Decidirse por Bonifacio fue un gran acierto. Aunque cargado de años y de enfermedades, atesoraba una gran experiencia y se dio prisa en reparar los errores de Zósimo. Se atrajo de nuevo al clero de las Galias anulando el nombramiento al eclesiástico detestado y se ganó también la confianza de África restableciendo allí la paz perdida.

 

De él han quedado algunos decretos menores: la prohibición a las mujeres, aunque fueran religiosas, de tocar -incluso para limpiarlos- los ornamentos sagrados, y de subir al altar, ni siquiera para quemar incienso. Prohibió también que los esclavos pudieran llegar al sacerdocio. Y consiguió inducir a Teodosio II, el emperador romano de Oriente, a que reintegrara a la jurisdicción de Roma la provincia de Iliria, antes entregada al patriarca de Constantinopla.

 

Al morir Bonifacio el 4 de septiembre del 422, el papado, un tanto debilitado durante el reinado de Zósimo, había recobrado de nuevo su firmeza.

 

San Celestino I

 

Elegido el 10 de septiembre del 422, Celestino, en la línea de Bonifacio, proseguirá el objetivo de reforzar la disciplina. Tal es el contenido de sus primeras cartas a los obispos de Italia y de las Galias. Y, escarmentado por la crisis que se había provocado al principio del pontificado precedente por la elección simultánea de dos obispos, concretó las normas que habían de cumplirse en lo sucesivo al elegir nuevos pastores.

 

El reforzamiento de la autoridad romana necesariamente tenía que suscitar reacciones.

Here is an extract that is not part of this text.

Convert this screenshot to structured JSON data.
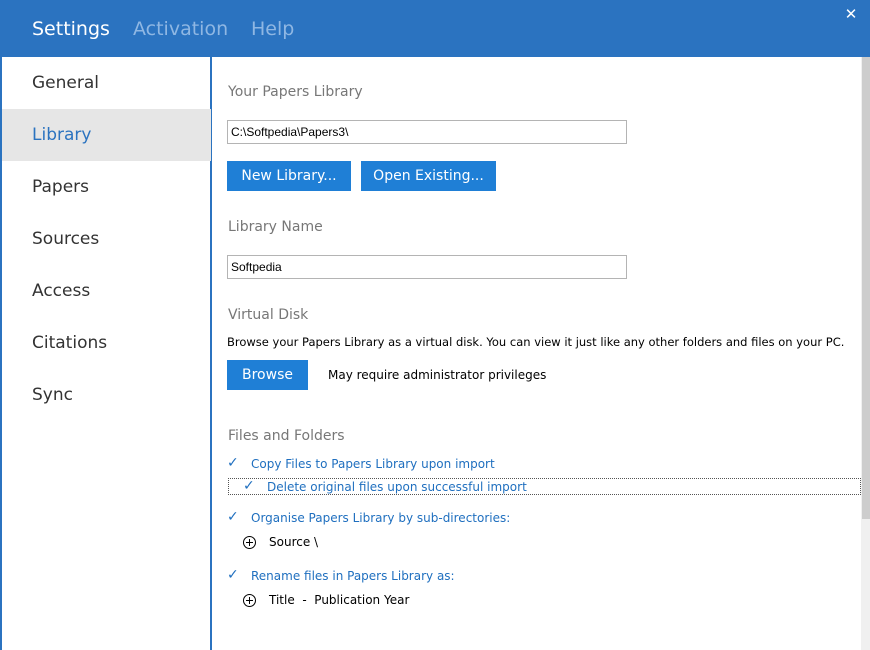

Los obispos de África en particular protestaron con firmeza el derecho de apelación al papa por considerarlo contrario a sus privilegios y por entender que amenazaba el buen funcionamiento de las Iglesias locales al frenar la pronta resolución de los problemas.

 

Su preocupación por la disciplina no le hizo descuidar, sin embargo, la doctrina. Estuvo presente en todas las grandes polémicas acerca del dogma. Nestorio suponía entonces el peligro más grave; el hereje veía en Jesucristo dos personas distintas: una, el Verbo, qué es Hijo de Dios, y otra, Cristo, hijo de María. Aquellas teorías del arzobispo de Constantinopla alarmaron a Cirilo, el patriarca de Alejandría, quien alertó a Roma. Celestino excomulgó a Nestorio y envió tres legados para que le representaran en el concilio de Éfeso (431, tercero de los ecuménicos) que acababa de convocar el emperador Teodosio II para precisar la doctrina. Dichos legados se aplicarían en Éfeso a restablecer la paz entre Alejandría y Constantinopla.

 

Paralelamente, en África, Celestino apoyó con todas sus fuerzas al obispo de Hipona, san Agustín, siempre en primera línea de combate contra los errores de su tiempo y, en particular, contra los pelagianos.

 

Inglaterra parecía seducida por esta doctrina originaria de Escocia. Y Celestino envió allí un hombre seguro: Germano, el obispo de Auxerre. También parecía que en las Galias le hacían el juego a una corriente de semi-pelagianismo, y el papa reaccionó de manera fulminante. Pero no se limitó a proteger la fe en una actitud defensiva, antes al contrario favoreció y empujó su expansión y, en concreto, confió a Paladio la conversión de Irlanda.

 

Su solicitud por todas las Iglesias llenó cumplidamente sus diez años de pontificado. Cuando Celestino murió el 27 de julio del 432 dejó fortalecida la institución del papado. Y su sucesor se encargaría de consolidarla.